Geo-political priority setting
- Define and agree Group-wide criteria to determine which regions and countries are of key importance, and why. Include global “influence centres”.
- Apply these criteria as a form of “triage” to ensure that time and resources are focused on those jurisdictions of the greatest relevance to value.
- For major jurisdictions, get all parts of the business engaged – production, sales, procurement, JV partners, R&D, external affairs etc – aligned on a coherent overall Group strategy with a small number of clear objectives.
- Use this to drive Executive Committee alignment and support, mandate for a country head, steering committee, advisory panel, resourcing etc as warranted.
- Example: Rio Tinto selected ca 40 countries grouped into three tiers and used this to drive Group-level governance for each of the Tier 1 and selected Tier 2 countries/regions.
Mainstreaming political/stakeholder capabilities
- Build understanding that stakeholder engagement cannot be left to a small specialist team. Like safety, everyone has a role to play.
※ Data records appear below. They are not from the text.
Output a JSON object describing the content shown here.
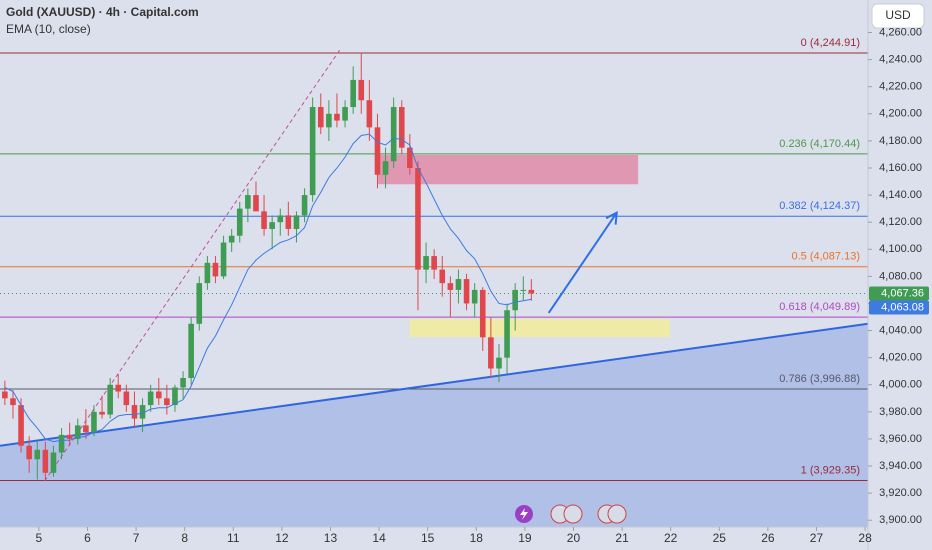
{
  "chart_data": {
    "type": "candlestick",
    "title": "Gold (XAUUSD) · 4h · Capital.com",
    "subtitle": "EMA (10, close)",
    "currency": "USD",
    "up_color": "#3f9c52",
    "down_color": "#e0474c",
    "x": [
      -0.7,
      -0.533,
      -0.367,
      -0.2,
      -0.033,
      0.133,
      0.3,
      0.467,
      0.633,
      0.8,
      0.967,
      1.133,
      1.3,
      1.467,
      1.633,
      1.8,
      1.967,
      2.133,
      2.3,
      2.467,
      2.633,
      2.8,
      2.967,
      3.133,
      3.3,
      3.467,
      3.633,
      3.8,
      3.967,
      4.133,
      4.3,
      4.467,
      4.633,
      4.8,
      4.967,
      5.133,
      5.3,
      5.467,
      5.633,
      5.8,
      5.967,
      6.133,
      6.3,
      6.467,
      6.633,
      6.8,
      6.967,
      7.133,
      7.3,
      7.467,
      7.633,
      7.8,
      7.967,
      8.133,
      8.3,
      8.467,
      8.633,
      8.8,
      8.967,
      9.133,
      9.3,
      9.467,
      9.633,
      9.8,
      9.967,
      10.133
    ],
    "open": [
      3995,
      3990,
      3985,
      3955,
      3945,
      3952,
      3935,
      3950,
      3963,
      3960,
      3970,
      3965,
      3980,
      3978,
      4000,
      3995,
      3985,
      3975,
      3985,
      3995,
      3990,
      3985,
      3998,
      4005,
      4045,
      4075,
      4090,
      4080,
      4105,
      4110,
      4130,
      4140,
      4128,
      4115,
      4120,
      4125,
      4115,
      4125,
      4140,
      4205,
      4190,
      4200,
      4195,
      4205,
      4225,
      4210,
      4190,
      4155,
      4165,
      4205,
      4175,
      4160,
      4085,
      4095,
      4085,
      4075,
      4070,
      4078,
      4060,
      4070,
      4035,
      4012,
      4020,
      4055,
      4070,
      4070
    ],
    "high": [
      4003,
      3996,
      3990,
      3962,
      3958,
      3958,
      3955,
      3968,
      3972,
      3975,
      3982,
      3985,
      3992,
      4005,
      4008,
      4000,
      3995,
      3990,
      4000,
      4005,
      4000,
      4000,
      4010,
      4050,
      4080,
      4095,
      4095,
      4110,
      4115,
      4135,
      4145,
      4150,
      4140,
      4125,
      4130,
      4135,
      4128,
      4145,
      4212,
      4215,
      4210,
      4215,
      4210,
      4235,
      4245,
      4225,
      4200,
      4175,
      4212,
      4210,
      4185,
      4165,
      4105,
      4100,
      4095,
      4080,
      4085,
      4082,
      4075,
      4072,
      4050,
      4030,
      4060,
      4075,
      4080,
      4078
    ],
    "low": [
      3985,
      3975,
      3950,
      3935,
      3930,
      3930,
      3932,
      3945,
      3955,
      3956,
      3960,
      3962,
      3975,
      3975,
      3990,
      3980,
      3968,
      3965,
      3980,
      3985,
      3978,
      3980,
      3990,
      4000,
      4040,
      4070,
      4075,
      4078,
      4098,
      4105,
      4120,
      4130,
      4110,
      4100,
      4110,
      4110,
      4105,
      4120,
      4135,
      4185,
      4180,
      4190,
      4190,
      4200,
      4200,
      4180,
      4145,
      4145,
      4160,
      4170,
      4155,
      4055,
      4075,
      4078,
      4065,
      4050,
      4060,
      4055,
      4050,
      4025,
      4005,
      4002,
      4008,
      4040,
      4062,
      4062
    ],
    "close": [
      3990,
      3985,
      3955,
      3945,
      3952,
      3935,
      3950,
      3963,
      3960,
      3970,
      3965,
      3980,
      3978,
      4000,
      3995,
      3985,
      3975,
      3985,
      3995,
      3990,
      3985,
      3998,
      4005,
      4045,
      4075,
      4090,
      4080,
      4105,
      4110,
      4130,
      4140,
      4128,
      4115,
      4120,
      4125,
      4115,
      4125,
      4140,
      4205,
      4190,
      4200,
      4195,
      4205,
      4225,
      4210,
      4190,
      4155,
      4165,
      4205,
      4175,
      4160,
      4085,
      4095,
      4085,
      4075,
      4070,
      4078,
      4060,
      4070,
      4035,
      4012,
      4020,
      4055,
      4070,
      4070,
      4067.36
    ],
    "ema_color": "#3d7be0",
    "ema": [
      3998,
      3995,
      3985,
      3975,
      3968,
      3960,
      3958,
      3959,
      3959,
      3961,
      3962,
      3965,
      3967,
      3973,
      3977,
      3978,
      3978,
      3979,
      3982,
      3983,
      3983,
      3986,
      3989,
      3999,
      4013,
      4027,
      4036,
      4048,
      4059,
      4072,
      4085,
      4092,
      4097,
      4101,
      4105,
      4107,
      4110,
      4116,
      4132,
      4142,
      4153,
      4160,
      4168,
      4178,
      4184,
      4185,
      4179,
      4177,
      4182,
      4181,
      4177,
      4160,
      4149,
      4137,
      4125,
      4115,
      4108,
      4099,
      4093,
      4082,
      4069,
      4060,
      4059,
      4061,
      4062,
      4063.08
    ],
    "xlim": [
      -0.8,
      17.06
    ],
    "xticks": [
      {
        "value": 0,
        "label": "5"
      },
      {
        "value": 1,
        "label": "6"
      },
      {
        "value": 2,
        "label": "7"
      },
      {
        "value": 3,
        "label": "8"
      },
      {
        "value": 4,
        "label": "11"
      },
      {
        "value": 5,
        "label": "12"
      },
      {
        "value": 6,
        "label": "13"
      },
      {
        "value": 7,
        "label": "14"
      },
      {
        "value": 8,
        "label": "15"
      },
      {
        "value": 9,
        "label": "18"
      },
      {
        "value": 10,
        "label": "19"
      },
      {
        "value": 11,
        "label": "20"
      },
      {
        "value": 12,
        "label": "21"
      },
      {
        "value": 13,
        "label": "22"
      },
      {
        "value": 14,
        "label": "25"
      },
      {
        "value": 15,
        "label": "26"
      },
      {
        "value": 16,
        "label": "27"
      },
      {
        "value": 17,
        "label": "28"
      }
    ],
    "ylim": [
      3895,
      4284
    ],
    "yticks": [
      {
        "value": 3900,
        "label": "3,900.00"
      },
      {
        "value": 3920,
        "label": "3,920.00"
      },
      {
        "value": 3940,
        "label": "3,940.00"
      },
      {
        "value": 3960,
        "label": "3,960.00"
      },
      {
        "value": 3980,
        "label": "3,980.00"
      },
      {
        "value": 4000,
        "label": "4,000.00"
      },
      {
        "value": 4020,
        "label": "4,020.00"
      },
      {
        "value": 4040,
        "label": "4,040.00"
      },
      {
        "value": 4060,
        "label": "4,060.00"
      },
      {
        "value": 4080,
        "label": "4,080.00"
      },
      {
        "value": 4100,
        "label": "4,100.00"
      },
      {
        "value": 4120,
        "label": "4,120.00"
      },
      {
        "value": 4140,
        "label": "4,140.00"
      },
      {
        "value": 4160,
        "label": "4,160.00"
      },
      {
        "value": 4180,
        "label": "4,180.00"
      },
      {
        "value": 4200,
        "label": "4,200.00"
      },
      {
        "value": 4220,
        "label": "4,220.00"
      },
      {
        "value": 4240,
        "label": "4,240.00"
      },
      {
        "value": 4260,
        "label": "4,260.00"
      }
    ],
    "last_price": {
      "value": 4067.36,
      "label": "4,067.36",
      "color": "#3f9c52"
    },
    "ema_last": {
      "value": 4063.08,
      "label": "4,063.08",
      "color": "#3d7be0"
    },
    "fib_levels": [
      {
        "value": 4244.91,
        "label": "0 (4,244.91)",
        "color": "#9b2a3a"
      },
      {
        "value": 4170.44,
        "label": "0.236 (4,170.44)",
        "color": "#4c9a48"
      },
      {
        "value": 4124.37,
        "label": "0.382 (4,124.37)",
        "color": "#3d6fe0"
      },
      {
        "value": 4087.13,
        "label": "0.5 (4,087.13)",
        "color": "#e8742c"
      },
      {
        "value": 4049.89,
        "label": "0.618 (4,049.89)",
        "color": "#b04ac0"
      },
      {
        "value": 3996.88,
        "label": "0.786 (3,996.88)",
        "color": "#555a66"
      },
      {
        "value": 3929.35,
        "label": "1 (3,929.35)",
        "color": "#9b2a3a"
      }
    ],
    "zones": [
      {
        "x0": 6.98,
        "x1": 12.33,
        "top": 4169.6,
        "bottom": 4148,
        "color": "#e08aa8"
      },
      {
        "x0": 7.63,
        "x1": 12.98,
        "top": 4048.5,
        "bottom": 4035.2,
        "color": "#f2ec9a"
      }
    ],
    "trend_line": {
      "x": [
        -0.8,
        17.06
      ],
      "y": [
        3955,
        4045
      ],
      "color": "#2f66e0"
    },
    "fib_trend_line": {
      "x": [
        0.12,
        6.19
      ],
      "y": [
        3929,
        4247
      ],
      "color": "#c0509a"
    },
    "arrow": {
      "x": [
        10.49,
        11.89
      ],
      "y": [
        4053,
        4127
      ],
      "color": "#2f6fe8"
    }
  }
}
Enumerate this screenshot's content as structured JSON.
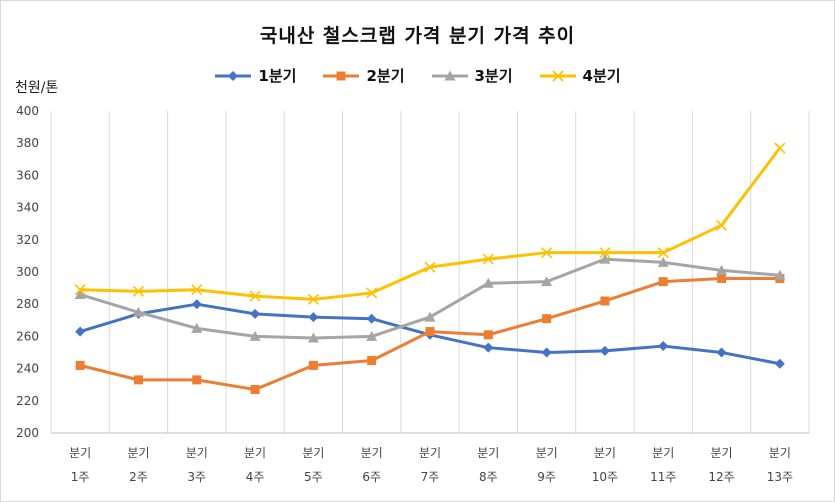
{
  "chart_data": {
    "type": "line",
    "title": "국내산 철스크랩 가격 분기 가격 추이",
    "ylabel": "천원/톤",
    "xlabel": "",
    "ylim": [
      200,
      400
    ],
    "yticks": [
      200,
      220,
      240,
      260,
      280,
      300,
      320,
      340,
      360,
      380,
      400
    ],
    "categories": [
      [
        "분기",
        "1주"
      ],
      [
        "분기",
        "2주"
      ],
      [
        "분기",
        "3주"
      ],
      [
        "분기",
        "4주"
      ],
      [
        "분기",
        "5주"
      ],
      [
        "분기",
        "6주"
      ],
      [
        "분기",
        "7주"
      ],
      [
        "분기",
        "8주"
      ],
      [
        "분기",
        "9주"
      ],
      [
        "분기",
        "10주"
      ],
      [
        "분기",
        "11주"
      ],
      [
        "분기",
        "12주"
      ],
      [
        "분기",
        "13주"
      ]
    ],
    "grid": "vertical",
    "legend_position": "top",
    "series": [
      {
        "name": "1분기",
        "color": "#4472c4",
        "marker": "diamond",
        "values": [
          263,
          274,
          280,
          274,
          272,
          271,
          261,
          253,
          250,
          251,
          254,
          250,
          243
        ]
      },
      {
        "name": "2분기",
        "color": "#ed7d31",
        "marker": "square",
        "values": [
          242,
          233,
          233,
          227,
          242,
          245,
          263,
          261,
          271,
          282,
          294,
          296,
          296
        ]
      },
      {
        "name": "3분기",
        "color": "#a5a5a5",
        "marker": "triangle",
        "values": [
          286,
          275,
          265,
          260,
          259,
          260,
          272,
          293,
          294,
          308,
          306,
          301,
          298
        ]
      },
      {
        "name": "4분기",
        "color": "#ffc000",
        "marker": "x",
        "values": [
          289,
          288,
          289,
          285,
          283,
          287,
          303,
          308,
          312,
          312,
          312,
          329,
          377
        ]
      }
    ]
  }
}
- Bespoke training with case studies and role play to help senior managers and those with external-facing roles understand the need to consider how the world looks to other people, and how to reflect this in decision-making.
- Anchor this skill-set as part of leadership selection and training.
- Example: Stakeholder Engagement Academy developed by Rio Tinto in partnership with Georgetown University and INSEAD plus global academic partners.
Other areas:
- China. Personal involvement in major crisis management and recovery, including transitional leadership of Rio Tinto’s Beijing Office.
- Crisis prevention and management. Ensure political/stakeholder issues and capabilities are core to crisis work. Manage this effectively, including the interface with legal/regulatory/compliance, media/comms etc.
- Build and manage political/stakeholder teams and networks. Design core central team and country/business unit capacity; get the diversity of the team/network right; identify/recruit/mentor the right talent; network it together to deliver “joined up” approach.
- Leverage US, UK, EU, other political influence, international organisations, civil society. Build effective “coalitions of the willing” by aligning incentives with firm’s commercial goals.
- Manage the in-house and advisory interface. Help firms make the right choices of expert advisory services and to have the in-house systems and capabilities needed to make good use of it.